We also highlighted the three remaining obstacles for the establishment of diplomatic relations -- namely the restrictions on U.S. diplomat's movement; the inspection of diplomatic pouches for the mission; and the Castro regime's police cordon to intimidate Cubans.
Thus, the question remained whether the Obama Administration would also cave to those demands from the Castro regime.
The answer came before the negotiations even started.
According to Article 26 of the Vienna Convention on Diplomatic Relations, "the receiving State shall ensure to all members of the mission freedom of movement and travel in its territory."
Yet, even before the fourth round of negotiations began yesterday, the lead Obama Administration negotiator, U.S. Assistant Secretary of State Roberta Jacobson, publicly agreed to accept restrictions on U.S. diplomats, similar to those in China and Vietnam.
Instead, she stated the U.S. only seeks to "minimize" them.
(On a side note: Why do U.S. diplomats still have restrictions in China and Vietnam despite decades of normalized relations, trade and investment? Clearly, a failure of our engagement policy.)
The Castro regime is surely delighted to know this beforehand.
Of course, it is absurd for the U.S. to accept such restrictions on our diplomats anywhere in the world, specially in the Western Hemisphere, where it is unprecedented.

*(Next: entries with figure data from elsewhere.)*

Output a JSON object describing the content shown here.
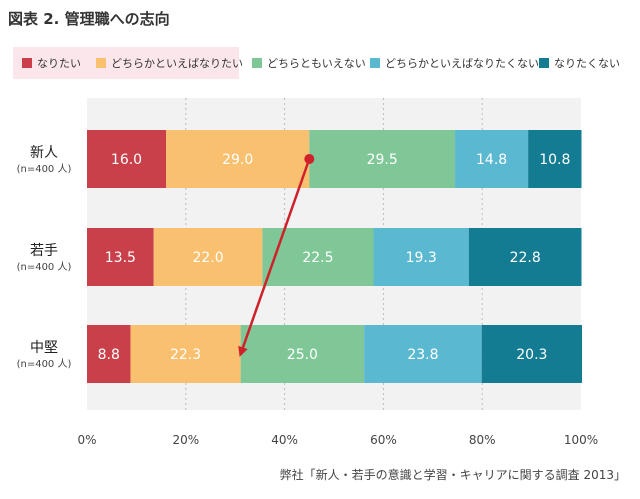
{
  "title": "図表 2. 管理職への志向",
  "source": "弊社「新人・若手の意識と学習・キャリアに関する調査 2013」",
  "chart_data": {
    "type": "bar",
    "orientation": "horizontal",
    "stacked": true,
    "categories": [
      "新人",
      "若手",
      "中堅"
    ],
    "category_sublabels": [
      "(n=400 人)",
      "(n=400 人)",
      "(n=400 人)"
    ],
    "series": [
      {
        "name": "なりたい",
        "color": "#c9404a",
        "values": [
          16.0,
          13.5,
          8.8
        ]
      },
      {
        "name": "どちらかといえばなりたい",
        "color": "#f9c06f",
        "values": [
          29.0,
          22.0,
          22.3
        ]
      },
      {
        "name": "どちらともいえない",
        "color": "#7fc796",
        "values": [
          29.5,
          22.5,
          25.0
        ]
      },
      {
        "name": "どちらかといえばなりたくない",
        "color": "#5bb8d1",
        "values": [
          14.8,
          19.3,
          23.8
        ]
      },
      {
        "name": "なりたくない",
        "color": "#137b92",
        "values": [
          10.8,
          22.8,
          20.3
        ]
      }
    ],
    "value_labels": [
      [
        "16.0",
        "29.0",
        "29.5",
        "14.8",
        "10.8"
      ],
      [
        "13.5",
        "22.0",
        "22.5",
        "19.3",
        "22.8"
      ],
      [
        "8.8",
        "22.3",
        "25.0",
        "23.8",
        "20.3"
      ]
    ],
    "xlim": [
      0,
      100
    ],
    "xticks": [
      "0%",
      "20%",
      "40%",
      "60%",
      "80%",
      "100%"
    ],
    "grid": true,
    "legend_position": "top",
    "annotation": {
      "type": "arrow",
      "color": "#d0202a",
      "from": {
        "category": "新人",
        "value": 45.0
      },
      "to": {
        "category": "中堅",
        "value": 31.1
      }
    },
    "plot_background": "#f2f2f2"
  }
}
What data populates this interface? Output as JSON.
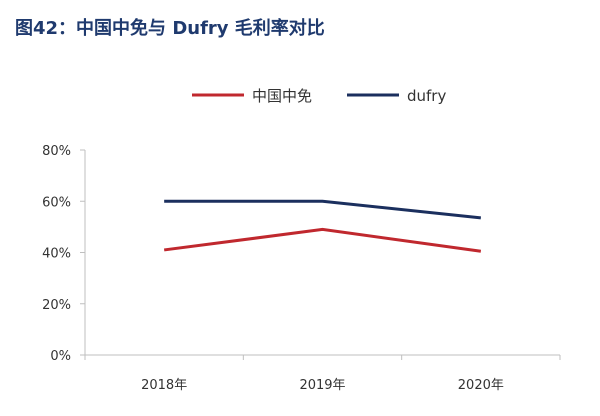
{
  "title": "图42：中国中免与 Dufry 毛利率对比",
  "chart_data": {
    "type": "line",
    "x": [
      "2018年",
      "2019年",
      "2020年"
    ],
    "series": [
      {
        "name": "中国中免",
        "color": "#c0282e",
        "values": [
          41,
          49,
          40.5
        ]
      },
      {
        "name": "dufry",
        "color": "#1b2f5e",
        "values": [
          60,
          60,
          53.5
        ]
      }
    ],
    "ylim": [
      0,
      80
    ],
    "yticks": [
      0,
      20,
      40,
      60,
      80
    ],
    "ytick_labels": [
      "0%",
      "20%",
      "40%",
      "60%",
      "80%"
    ],
    "legend": "top-center",
    "grid": false
  }
}
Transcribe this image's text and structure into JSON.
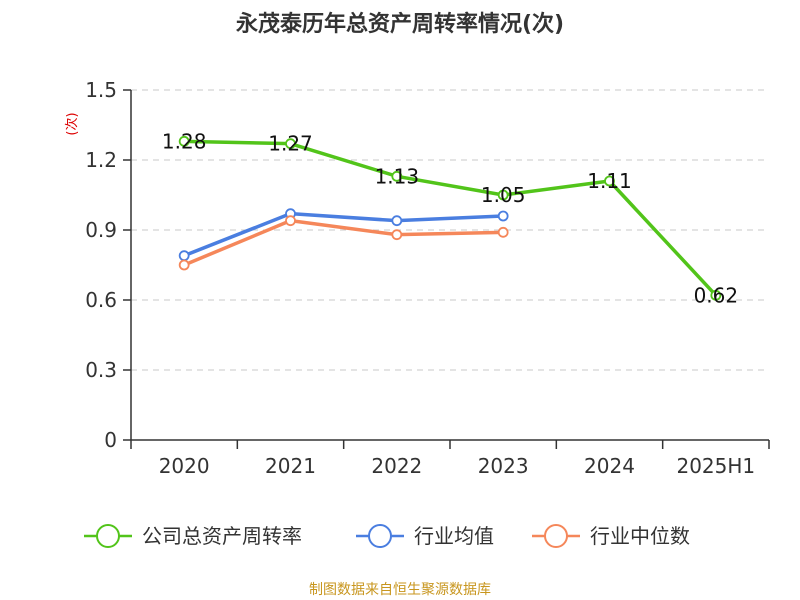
{
  "title": "永茂泰历年总资产周转率情况(次)",
  "source_note": "制图数据来自恒生聚源数据库",
  "chart_data": {
    "type": "line",
    "title": "永茂泰历年总资产周转率情况(次)",
    "ylabel": "(次)",
    "xlabel": "",
    "categories": [
      "2020",
      "2021",
      "2022",
      "2023",
      "2024",
      "2025H1"
    ],
    "ylim": [
      0,
      1.5
    ],
    "yticks": [
      0,
      0.3,
      0.6,
      0.9,
      1.2,
      1.5
    ],
    "ytick_labels": [
      "0",
      "0.3",
      "0.6",
      "0.9",
      "1.2",
      "1.5"
    ],
    "grid": true,
    "legend_position": "bottom",
    "series": [
      {
        "name": "公司总资产周转率",
        "color": "#52c41a",
        "values": [
          1.28,
          1.27,
          1.13,
          1.05,
          1.11,
          0.62
        ],
        "data_labels": [
          "1.28",
          "1.27",
          "1.13",
          "1.05",
          "1.11",
          "0.62"
        ]
      },
      {
        "name": "行业均值",
        "color": "#4a7ee0",
        "values": [
          0.79,
          0.97,
          0.94,
          0.96,
          null,
          null
        ]
      },
      {
        "name": "行业中位数",
        "color": "#f5875a",
        "values": [
          0.75,
          0.94,
          0.88,
          0.89,
          null,
          null
        ]
      }
    ]
  }
}
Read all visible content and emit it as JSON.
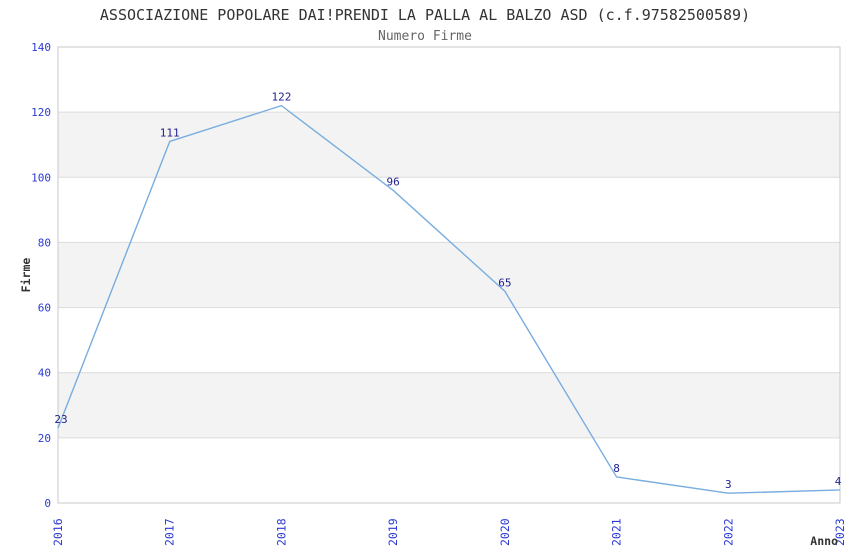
{
  "header": {
    "title": "ASSOCIAZIONE POPOLARE DAI!PRENDI LA PALLA AL BALZO ASD (c.f.97582500589)",
    "subtitle": "Numero Firme"
  },
  "chart_data": {
    "type": "line",
    "title": "ASSOCIAZIONE POPOLARE DAI!PRENDI LA PALLA AL BALZO ASD (c.f.97582500589)",
    "subtitle": "Numero Firme",
    "categories": [
      "2016",
      "2017",
      "2018",
      "2019",
      "2020",
      "2021",
      "2022",
      "2023"
    ],
    "values": [
      23,
      111,
      122,
      96,
      65,
      8,
      3,
      4
    ],
    "data_labels": [
      "23",
      "111",
      "122",
      "96",
      "65",
      "8",
      "3",
      "4"
    ],
    "xlabel": "Anno",
    "ylabel": "Firme",
    "ylim": [
      0,
      140
    ],
    "ytick_step": 20,
    "yticks": [
      "0",
      "20",
      "40",
      "60",
      "80",
      "100",
      "120",
      "140"
    ],
    "grid": true,
    "legend": "none",
    "band_pattern": "alternating horizontal bands every 20 units, gray on 20-40, 60-80, 100-120",
    "colors": {
      "line": "#79ade0",
      "band": "#f3f3f3",
      "grid": "#dcdcdc",
      "border": "#c9c9c9",
      "tick_label": "#2b3bd2",
      "data_label": "#1f1f8f",
      "title": "#333333",
      "subtitle": "#666666",
      "axis_label": "#333333",
      "background": "#ffffff"
    }
  }
}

The Obama Administration is opening a Pandora's Box, which will result in a great disservice to U.S. regional interests.
How long do you think it will be before Venezuela, Ecuador, Bolivia, Nicaragua and other Castro allies begin requiring similar restrictions on U.S. diplomats in those countries?
The U.S. should have made it absolutely clear that any such restrictions were unacceptable.
But clearly the U.S. team is at a negotiating disadvantage.